Feb 25, 2008 09:39
Two ficlets. I'm trying to train myself into conveying more in less. Does that make sense?
Pete/Jeanae - She's Leaving Tuesday.
Jeanae’s breath is warm on his neck, hovers in the space between shoulder and chin and Pete fumbles over air, fingers clenched in coral sheets like pen on paper. He counts the cracks in the ceiling, the mosquitoes around the window pane and he tries not to shift when Jeanae does, when her eyelids flicker and her feet toe the quilts tangled at the bottom of the bed.
She lets out a heavy breath that weighs down Pete’s head, bleeds words between his eyes and she wrings her fingers in the waist of his boxers. Jeanae sighs, “How am I supposed to say I can’t do this anymore when you wouldn’t hear it if I did?”
“I listen,” Pete mumbles, and he kisses Jeanae on the forehead, presses his fingers against her back.
Jeanae’s up though, pulling herself over Pete and off the end of the bed before he can stop her. She grabs her underwear, her t-shirt from the floor and fumbles pulling it over her shirt, up her thighs. She doesn’t turn around before she leaves the room, but she mumbles to the doorframe.
“Not to me.”
Neither of them say goodbye, but, Pete supposes, neither of them really need to. They can both read between the lines.
Andy, Pete, gen. - BC.
The gig’s this weird underground hardcore thing complete with floods of bad hair and tattoos that scrawl from one person to the next, leak over arms, torsos, chests and waistlines and Pete’s never felt more at home (never will) between lips and heads, tits and dicks and sets.

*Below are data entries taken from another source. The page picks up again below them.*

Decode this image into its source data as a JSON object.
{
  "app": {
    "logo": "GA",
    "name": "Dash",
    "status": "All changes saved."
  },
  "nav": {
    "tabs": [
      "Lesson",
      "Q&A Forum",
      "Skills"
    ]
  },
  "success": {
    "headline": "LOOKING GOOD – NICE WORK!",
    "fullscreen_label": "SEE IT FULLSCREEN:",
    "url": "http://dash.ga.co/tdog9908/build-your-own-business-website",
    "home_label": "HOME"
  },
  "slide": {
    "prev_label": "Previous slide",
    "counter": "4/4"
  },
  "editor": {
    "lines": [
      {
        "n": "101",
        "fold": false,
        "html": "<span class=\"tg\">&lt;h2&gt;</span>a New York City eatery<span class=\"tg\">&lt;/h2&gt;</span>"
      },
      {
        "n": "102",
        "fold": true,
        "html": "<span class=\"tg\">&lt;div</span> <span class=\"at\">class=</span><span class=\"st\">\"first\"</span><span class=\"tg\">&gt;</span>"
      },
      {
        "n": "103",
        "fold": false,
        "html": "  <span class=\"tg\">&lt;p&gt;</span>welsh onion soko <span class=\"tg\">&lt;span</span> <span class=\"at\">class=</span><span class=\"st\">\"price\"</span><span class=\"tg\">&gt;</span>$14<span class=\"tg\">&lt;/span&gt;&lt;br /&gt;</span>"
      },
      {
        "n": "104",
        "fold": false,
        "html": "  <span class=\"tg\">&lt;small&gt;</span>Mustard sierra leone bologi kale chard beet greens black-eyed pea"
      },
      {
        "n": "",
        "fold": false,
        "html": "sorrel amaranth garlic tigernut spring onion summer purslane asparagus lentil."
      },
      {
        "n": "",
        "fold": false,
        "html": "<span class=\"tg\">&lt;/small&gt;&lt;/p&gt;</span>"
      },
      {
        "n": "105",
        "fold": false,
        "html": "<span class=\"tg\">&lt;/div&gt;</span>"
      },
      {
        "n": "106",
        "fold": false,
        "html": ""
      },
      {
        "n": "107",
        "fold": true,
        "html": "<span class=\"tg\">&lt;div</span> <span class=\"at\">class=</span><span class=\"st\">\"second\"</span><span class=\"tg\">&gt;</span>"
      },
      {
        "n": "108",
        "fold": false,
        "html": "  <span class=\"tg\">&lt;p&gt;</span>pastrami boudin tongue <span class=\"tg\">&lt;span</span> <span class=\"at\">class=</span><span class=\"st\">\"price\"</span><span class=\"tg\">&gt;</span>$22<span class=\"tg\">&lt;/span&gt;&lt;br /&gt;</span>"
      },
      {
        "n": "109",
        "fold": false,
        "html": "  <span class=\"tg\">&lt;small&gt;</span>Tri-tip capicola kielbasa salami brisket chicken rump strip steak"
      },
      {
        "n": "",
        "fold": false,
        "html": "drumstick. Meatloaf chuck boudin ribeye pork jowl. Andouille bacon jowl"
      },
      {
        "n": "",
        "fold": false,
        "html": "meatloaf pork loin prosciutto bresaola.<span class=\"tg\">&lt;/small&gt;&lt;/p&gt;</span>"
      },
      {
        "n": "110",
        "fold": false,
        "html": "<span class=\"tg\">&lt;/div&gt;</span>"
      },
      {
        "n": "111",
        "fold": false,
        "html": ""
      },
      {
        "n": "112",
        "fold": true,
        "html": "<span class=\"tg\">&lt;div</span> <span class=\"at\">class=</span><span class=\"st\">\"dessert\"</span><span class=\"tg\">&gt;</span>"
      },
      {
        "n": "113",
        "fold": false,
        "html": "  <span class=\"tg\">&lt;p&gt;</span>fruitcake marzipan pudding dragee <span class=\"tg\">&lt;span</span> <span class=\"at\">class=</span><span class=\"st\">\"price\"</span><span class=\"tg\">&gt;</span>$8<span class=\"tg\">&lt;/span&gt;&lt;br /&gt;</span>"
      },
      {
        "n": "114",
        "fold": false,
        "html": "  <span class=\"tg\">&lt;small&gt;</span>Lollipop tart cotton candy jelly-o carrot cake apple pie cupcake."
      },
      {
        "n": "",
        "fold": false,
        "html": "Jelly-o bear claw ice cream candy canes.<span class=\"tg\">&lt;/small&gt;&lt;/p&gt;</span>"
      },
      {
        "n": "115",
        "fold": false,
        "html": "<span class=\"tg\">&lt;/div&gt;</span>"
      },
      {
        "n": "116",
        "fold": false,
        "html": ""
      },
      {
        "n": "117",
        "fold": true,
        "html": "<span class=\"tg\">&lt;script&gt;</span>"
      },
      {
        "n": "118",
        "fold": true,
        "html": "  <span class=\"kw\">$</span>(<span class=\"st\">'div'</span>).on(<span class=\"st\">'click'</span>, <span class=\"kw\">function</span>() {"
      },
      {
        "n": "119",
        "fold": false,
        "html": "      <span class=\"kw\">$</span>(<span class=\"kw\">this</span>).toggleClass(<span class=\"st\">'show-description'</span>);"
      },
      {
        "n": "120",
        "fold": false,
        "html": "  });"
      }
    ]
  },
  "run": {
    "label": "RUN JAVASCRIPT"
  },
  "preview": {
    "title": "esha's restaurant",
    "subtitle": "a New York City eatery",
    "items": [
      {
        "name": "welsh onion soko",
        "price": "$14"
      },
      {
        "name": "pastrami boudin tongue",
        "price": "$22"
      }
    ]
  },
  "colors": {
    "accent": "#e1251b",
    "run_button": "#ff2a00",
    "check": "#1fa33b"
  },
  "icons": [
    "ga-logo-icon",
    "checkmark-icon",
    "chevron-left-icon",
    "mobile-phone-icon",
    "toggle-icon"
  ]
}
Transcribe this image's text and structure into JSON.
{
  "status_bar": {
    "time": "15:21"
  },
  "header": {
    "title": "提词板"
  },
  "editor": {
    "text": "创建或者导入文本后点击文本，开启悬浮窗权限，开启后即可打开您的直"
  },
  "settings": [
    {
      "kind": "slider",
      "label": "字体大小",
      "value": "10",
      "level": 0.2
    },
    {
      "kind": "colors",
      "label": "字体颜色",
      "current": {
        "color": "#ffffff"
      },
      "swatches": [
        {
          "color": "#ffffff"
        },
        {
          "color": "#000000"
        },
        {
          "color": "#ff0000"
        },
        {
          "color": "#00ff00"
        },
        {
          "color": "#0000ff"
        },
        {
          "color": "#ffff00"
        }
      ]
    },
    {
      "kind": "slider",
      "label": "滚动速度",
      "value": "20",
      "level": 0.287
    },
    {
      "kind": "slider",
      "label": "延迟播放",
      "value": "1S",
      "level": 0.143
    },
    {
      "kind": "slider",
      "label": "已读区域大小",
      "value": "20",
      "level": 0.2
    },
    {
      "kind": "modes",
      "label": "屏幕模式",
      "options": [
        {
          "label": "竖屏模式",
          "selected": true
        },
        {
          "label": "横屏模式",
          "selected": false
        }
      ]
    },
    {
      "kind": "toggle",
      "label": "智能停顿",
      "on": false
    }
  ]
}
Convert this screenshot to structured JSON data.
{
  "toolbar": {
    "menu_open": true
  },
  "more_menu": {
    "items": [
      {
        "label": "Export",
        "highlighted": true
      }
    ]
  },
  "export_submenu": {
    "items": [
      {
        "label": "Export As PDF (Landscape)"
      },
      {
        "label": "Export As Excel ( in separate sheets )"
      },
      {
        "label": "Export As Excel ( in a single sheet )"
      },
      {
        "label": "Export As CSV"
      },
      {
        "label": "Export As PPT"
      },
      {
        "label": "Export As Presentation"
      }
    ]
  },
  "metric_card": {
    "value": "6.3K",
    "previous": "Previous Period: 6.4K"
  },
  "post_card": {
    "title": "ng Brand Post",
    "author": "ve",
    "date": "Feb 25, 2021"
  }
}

He’s with this shitty little band that doesn’t so much play music as they do thrash their instruments together in a haze of sound that bleeds in Pete’s ears and builds in his chest until he’s centre stage; screaming across, beneath, over, through the crowd. Pete’s the Noah to this Arc, the Moses to this crowd of Israelites and right now, right here, he could take it on, could take it over.
It’s fleeting though, the power, possession, whatever and he’s thrown off stage for the next act, next band that practices finesse over Pete’s blind aggression.
The band’s not great, and Pete might not have an ear for music, but he has an eye for talent and the drummer beats and thrashes his way into blog entries that Pete hasn’t even written yet. The sets over and the drummer rips off his shirt, throws it back behind the kit before jumping off the stage and into the crowd. Pete loses sight.
It’s a night of watching his friends drink and yell and mosh and Pete feels drunk off the fumes. He spends the minutes looking out for familiar faces and when he catches a painted arm, a sleeve of colour, Pete leaps at the opportunity.
The drummer’s sprawled back on one of the feral sofas and Pete bounds over, stands in front of him and the guy looks up over the tops of his glasses.
“You drum like a fiend,” Pete says.
The drummer stares for a moment and then, beat, says, “You scream like a bitch.”
Pete laughs aloud, crinkles his nose and tilts his head until the drummer manages to crack out a grin and Pete just collapses onto the guy’s chest, wraps his arms around his waist. “You’re my new best friend.”
“Fuck off,” the drummer says, but he doesn’t move Pete. “’m Andy.”
Pete just grins again, “Andy, this is the start of something beautiful.”